Even the colour of a chair can have an effect. If you sit in a red chair, for instance, the red does something to you. That’s taking it quite far, but I find this interesting, and it’s what keeps it challenging.

The other thing is that sitting is a such a big part of everyday life. There are lots of implications in that: how long do we sit; where we sit; what are we up to when we sit…. All that is integral to design and those are the things that are always changing.

True, but there are a lot of chairs out there. Is there still another chair that hasn’t been made?
In my view, there is an infinite number of situations and possibilities for sitting, and in the end the ideal chair is one that’s tailor-made for a certain person on a certain day at a certain time. That’s impossible, of course, but with industrial design we can explore every possibility.

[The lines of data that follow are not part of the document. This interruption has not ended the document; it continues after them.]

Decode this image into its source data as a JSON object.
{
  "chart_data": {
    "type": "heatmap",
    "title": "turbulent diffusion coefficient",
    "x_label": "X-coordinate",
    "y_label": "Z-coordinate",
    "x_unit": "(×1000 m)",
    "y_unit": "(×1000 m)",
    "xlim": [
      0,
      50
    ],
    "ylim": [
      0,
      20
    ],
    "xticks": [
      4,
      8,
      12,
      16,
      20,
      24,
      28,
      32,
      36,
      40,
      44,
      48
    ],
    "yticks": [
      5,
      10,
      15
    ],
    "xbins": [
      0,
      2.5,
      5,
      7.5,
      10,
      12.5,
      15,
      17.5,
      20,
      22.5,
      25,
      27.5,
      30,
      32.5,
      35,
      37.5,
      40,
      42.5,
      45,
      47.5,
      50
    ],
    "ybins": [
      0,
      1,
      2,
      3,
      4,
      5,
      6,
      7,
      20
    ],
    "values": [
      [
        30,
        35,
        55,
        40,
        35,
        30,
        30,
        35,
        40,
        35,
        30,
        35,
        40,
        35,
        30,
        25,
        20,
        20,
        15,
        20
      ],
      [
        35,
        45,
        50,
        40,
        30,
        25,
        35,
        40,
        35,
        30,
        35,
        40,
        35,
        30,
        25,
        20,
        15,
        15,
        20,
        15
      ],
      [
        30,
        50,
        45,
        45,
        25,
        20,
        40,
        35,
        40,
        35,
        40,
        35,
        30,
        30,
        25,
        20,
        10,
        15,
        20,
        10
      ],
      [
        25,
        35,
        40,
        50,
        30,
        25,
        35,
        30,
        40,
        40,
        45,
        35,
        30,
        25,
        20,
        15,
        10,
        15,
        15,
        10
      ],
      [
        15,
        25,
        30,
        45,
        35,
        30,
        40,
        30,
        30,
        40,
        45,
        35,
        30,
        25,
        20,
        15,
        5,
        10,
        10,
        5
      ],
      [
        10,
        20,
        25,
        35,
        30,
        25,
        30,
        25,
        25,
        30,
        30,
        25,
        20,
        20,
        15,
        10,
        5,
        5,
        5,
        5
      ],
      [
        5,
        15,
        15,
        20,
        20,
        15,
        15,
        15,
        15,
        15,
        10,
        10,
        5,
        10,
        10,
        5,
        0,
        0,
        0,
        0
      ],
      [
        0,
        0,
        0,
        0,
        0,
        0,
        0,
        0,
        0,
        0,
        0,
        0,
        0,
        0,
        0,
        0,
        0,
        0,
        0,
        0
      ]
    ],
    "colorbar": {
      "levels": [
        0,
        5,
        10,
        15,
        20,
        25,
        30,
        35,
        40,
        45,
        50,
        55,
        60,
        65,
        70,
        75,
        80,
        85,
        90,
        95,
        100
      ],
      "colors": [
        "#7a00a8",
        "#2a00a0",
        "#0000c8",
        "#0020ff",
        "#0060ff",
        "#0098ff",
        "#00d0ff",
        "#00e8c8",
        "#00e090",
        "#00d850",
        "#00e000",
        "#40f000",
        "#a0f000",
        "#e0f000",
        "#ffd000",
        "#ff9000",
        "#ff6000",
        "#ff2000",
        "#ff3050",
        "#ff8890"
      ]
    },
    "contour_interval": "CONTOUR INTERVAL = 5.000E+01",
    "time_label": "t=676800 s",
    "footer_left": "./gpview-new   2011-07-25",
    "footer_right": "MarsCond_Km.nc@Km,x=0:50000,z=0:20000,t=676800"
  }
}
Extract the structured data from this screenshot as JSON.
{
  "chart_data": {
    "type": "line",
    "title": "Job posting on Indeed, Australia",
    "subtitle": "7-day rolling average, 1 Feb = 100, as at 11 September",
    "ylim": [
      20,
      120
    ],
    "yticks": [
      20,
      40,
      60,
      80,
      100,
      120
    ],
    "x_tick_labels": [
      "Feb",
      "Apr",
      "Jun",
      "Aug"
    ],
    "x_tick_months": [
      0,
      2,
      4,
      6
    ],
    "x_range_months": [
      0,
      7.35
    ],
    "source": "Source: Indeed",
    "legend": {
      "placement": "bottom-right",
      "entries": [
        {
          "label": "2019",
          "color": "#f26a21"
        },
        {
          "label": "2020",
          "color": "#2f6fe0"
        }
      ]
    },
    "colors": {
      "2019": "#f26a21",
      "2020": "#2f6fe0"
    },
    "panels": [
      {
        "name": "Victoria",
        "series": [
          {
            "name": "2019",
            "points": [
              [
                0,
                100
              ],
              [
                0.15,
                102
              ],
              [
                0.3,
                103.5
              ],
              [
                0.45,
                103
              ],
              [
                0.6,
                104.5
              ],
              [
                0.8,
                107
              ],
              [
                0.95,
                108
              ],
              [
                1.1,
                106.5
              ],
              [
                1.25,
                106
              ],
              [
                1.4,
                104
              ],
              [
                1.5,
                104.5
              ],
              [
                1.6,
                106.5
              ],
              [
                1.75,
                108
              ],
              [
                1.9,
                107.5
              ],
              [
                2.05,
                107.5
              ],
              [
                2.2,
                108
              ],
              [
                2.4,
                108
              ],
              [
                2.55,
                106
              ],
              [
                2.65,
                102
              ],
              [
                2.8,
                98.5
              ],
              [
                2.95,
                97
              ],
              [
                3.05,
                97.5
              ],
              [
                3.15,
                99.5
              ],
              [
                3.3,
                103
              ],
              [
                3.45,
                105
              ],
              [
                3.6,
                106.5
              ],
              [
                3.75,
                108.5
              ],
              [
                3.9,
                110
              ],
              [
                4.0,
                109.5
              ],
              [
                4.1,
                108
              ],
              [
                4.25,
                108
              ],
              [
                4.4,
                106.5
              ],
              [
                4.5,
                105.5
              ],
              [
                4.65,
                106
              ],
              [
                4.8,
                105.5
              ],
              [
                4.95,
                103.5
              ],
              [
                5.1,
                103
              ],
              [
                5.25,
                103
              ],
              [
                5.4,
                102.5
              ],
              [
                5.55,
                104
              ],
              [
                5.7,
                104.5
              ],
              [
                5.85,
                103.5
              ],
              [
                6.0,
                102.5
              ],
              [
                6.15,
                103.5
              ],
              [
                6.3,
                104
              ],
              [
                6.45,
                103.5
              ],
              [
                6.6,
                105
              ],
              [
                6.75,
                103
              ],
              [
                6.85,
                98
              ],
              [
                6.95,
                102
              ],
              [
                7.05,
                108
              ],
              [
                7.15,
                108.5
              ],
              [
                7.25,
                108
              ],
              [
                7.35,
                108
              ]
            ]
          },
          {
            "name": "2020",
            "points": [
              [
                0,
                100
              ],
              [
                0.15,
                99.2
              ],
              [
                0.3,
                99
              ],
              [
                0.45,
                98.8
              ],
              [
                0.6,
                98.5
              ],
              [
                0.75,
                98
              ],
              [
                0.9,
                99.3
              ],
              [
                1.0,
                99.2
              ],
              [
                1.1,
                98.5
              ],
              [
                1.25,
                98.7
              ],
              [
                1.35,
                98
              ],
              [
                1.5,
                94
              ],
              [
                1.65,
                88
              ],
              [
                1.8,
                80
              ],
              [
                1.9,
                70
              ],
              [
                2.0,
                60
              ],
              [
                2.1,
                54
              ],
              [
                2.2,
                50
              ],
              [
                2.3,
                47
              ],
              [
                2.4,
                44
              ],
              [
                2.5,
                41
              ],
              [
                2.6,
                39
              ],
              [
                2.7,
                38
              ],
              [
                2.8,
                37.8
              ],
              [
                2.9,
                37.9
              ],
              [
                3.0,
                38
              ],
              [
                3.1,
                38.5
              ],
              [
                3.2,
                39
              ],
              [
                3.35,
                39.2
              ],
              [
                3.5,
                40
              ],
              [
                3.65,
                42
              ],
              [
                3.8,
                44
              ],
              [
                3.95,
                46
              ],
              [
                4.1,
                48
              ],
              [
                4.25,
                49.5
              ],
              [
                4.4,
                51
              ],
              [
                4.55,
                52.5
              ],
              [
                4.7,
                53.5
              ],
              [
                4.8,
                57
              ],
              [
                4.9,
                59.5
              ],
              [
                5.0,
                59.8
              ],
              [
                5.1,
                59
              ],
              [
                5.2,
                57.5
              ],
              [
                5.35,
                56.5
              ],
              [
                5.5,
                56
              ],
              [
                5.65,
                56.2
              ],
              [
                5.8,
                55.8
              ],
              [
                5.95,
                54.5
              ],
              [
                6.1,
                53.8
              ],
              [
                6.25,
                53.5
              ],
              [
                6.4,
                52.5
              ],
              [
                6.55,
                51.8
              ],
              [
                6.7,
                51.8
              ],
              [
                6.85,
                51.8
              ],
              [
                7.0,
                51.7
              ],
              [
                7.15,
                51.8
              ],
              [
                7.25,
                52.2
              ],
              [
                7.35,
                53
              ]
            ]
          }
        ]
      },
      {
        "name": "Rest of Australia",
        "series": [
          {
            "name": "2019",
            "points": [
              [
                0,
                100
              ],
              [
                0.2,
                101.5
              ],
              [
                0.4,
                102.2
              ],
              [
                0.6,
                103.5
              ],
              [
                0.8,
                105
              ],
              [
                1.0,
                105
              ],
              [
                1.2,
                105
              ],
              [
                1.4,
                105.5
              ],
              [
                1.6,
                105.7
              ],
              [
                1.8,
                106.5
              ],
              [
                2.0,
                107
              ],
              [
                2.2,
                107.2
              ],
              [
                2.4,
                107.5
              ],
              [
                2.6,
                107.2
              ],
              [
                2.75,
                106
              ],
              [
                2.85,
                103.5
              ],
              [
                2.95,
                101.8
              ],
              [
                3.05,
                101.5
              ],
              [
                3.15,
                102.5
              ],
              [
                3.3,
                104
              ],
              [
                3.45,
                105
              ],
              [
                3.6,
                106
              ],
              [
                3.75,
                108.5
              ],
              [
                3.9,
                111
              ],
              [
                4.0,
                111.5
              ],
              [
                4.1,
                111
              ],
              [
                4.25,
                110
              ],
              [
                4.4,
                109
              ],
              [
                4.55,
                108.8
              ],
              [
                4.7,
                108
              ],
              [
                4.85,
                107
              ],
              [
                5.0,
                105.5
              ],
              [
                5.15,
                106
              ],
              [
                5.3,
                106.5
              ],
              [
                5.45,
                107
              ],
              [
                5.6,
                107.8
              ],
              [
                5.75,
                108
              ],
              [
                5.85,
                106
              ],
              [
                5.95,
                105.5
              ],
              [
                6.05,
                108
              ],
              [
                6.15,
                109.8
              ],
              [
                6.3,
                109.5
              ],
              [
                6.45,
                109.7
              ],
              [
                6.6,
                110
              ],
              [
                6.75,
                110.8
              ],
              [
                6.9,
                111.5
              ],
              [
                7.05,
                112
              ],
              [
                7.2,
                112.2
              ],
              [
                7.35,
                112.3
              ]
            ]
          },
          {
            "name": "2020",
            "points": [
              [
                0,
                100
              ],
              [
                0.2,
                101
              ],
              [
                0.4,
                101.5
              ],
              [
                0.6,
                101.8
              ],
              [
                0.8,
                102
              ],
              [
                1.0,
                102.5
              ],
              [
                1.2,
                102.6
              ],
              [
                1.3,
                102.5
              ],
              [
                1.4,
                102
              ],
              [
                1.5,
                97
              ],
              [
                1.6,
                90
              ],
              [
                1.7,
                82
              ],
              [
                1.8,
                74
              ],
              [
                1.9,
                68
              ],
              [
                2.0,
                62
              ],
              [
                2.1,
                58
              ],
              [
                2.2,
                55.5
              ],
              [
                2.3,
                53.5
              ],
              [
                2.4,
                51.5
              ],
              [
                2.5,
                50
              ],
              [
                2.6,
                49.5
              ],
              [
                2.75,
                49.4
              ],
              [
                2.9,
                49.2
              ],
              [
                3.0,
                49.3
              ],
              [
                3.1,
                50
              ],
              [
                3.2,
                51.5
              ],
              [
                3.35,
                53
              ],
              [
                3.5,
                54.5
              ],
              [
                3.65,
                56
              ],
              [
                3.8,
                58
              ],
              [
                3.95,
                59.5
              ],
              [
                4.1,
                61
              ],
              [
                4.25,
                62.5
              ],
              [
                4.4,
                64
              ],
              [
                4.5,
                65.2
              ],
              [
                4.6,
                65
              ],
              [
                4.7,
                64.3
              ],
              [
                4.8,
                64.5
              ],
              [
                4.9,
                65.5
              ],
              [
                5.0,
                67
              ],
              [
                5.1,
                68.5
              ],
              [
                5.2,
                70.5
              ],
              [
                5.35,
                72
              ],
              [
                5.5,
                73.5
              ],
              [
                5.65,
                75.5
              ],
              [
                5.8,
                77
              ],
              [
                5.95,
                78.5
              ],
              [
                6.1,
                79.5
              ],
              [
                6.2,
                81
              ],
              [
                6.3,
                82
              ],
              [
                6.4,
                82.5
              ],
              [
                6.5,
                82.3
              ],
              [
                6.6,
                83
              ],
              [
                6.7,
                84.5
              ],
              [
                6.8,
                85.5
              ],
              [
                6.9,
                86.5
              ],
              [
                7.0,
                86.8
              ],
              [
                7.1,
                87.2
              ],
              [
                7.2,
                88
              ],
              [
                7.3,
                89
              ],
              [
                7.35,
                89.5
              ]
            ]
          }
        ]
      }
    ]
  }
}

The chair hasn’t been done then, it’s still evolving.
It is always evolving. There are so many fantastic chairs, but never the ultimate chair.

What do you sit on?
In my studio, I have a Box chair by Enzo Mari. It’s one of my favourites because it’s simple and basic, but I consider it to be very radical. It’s not beautiful to look at; its real beauty is in the intelligence of how it is made.

Enzo Mari’s injection-moulded polypropylene Box chair of 1975 is one of Konstantin Grcic’s favourites. The chaired was designed to fold into a box for shipping and storage.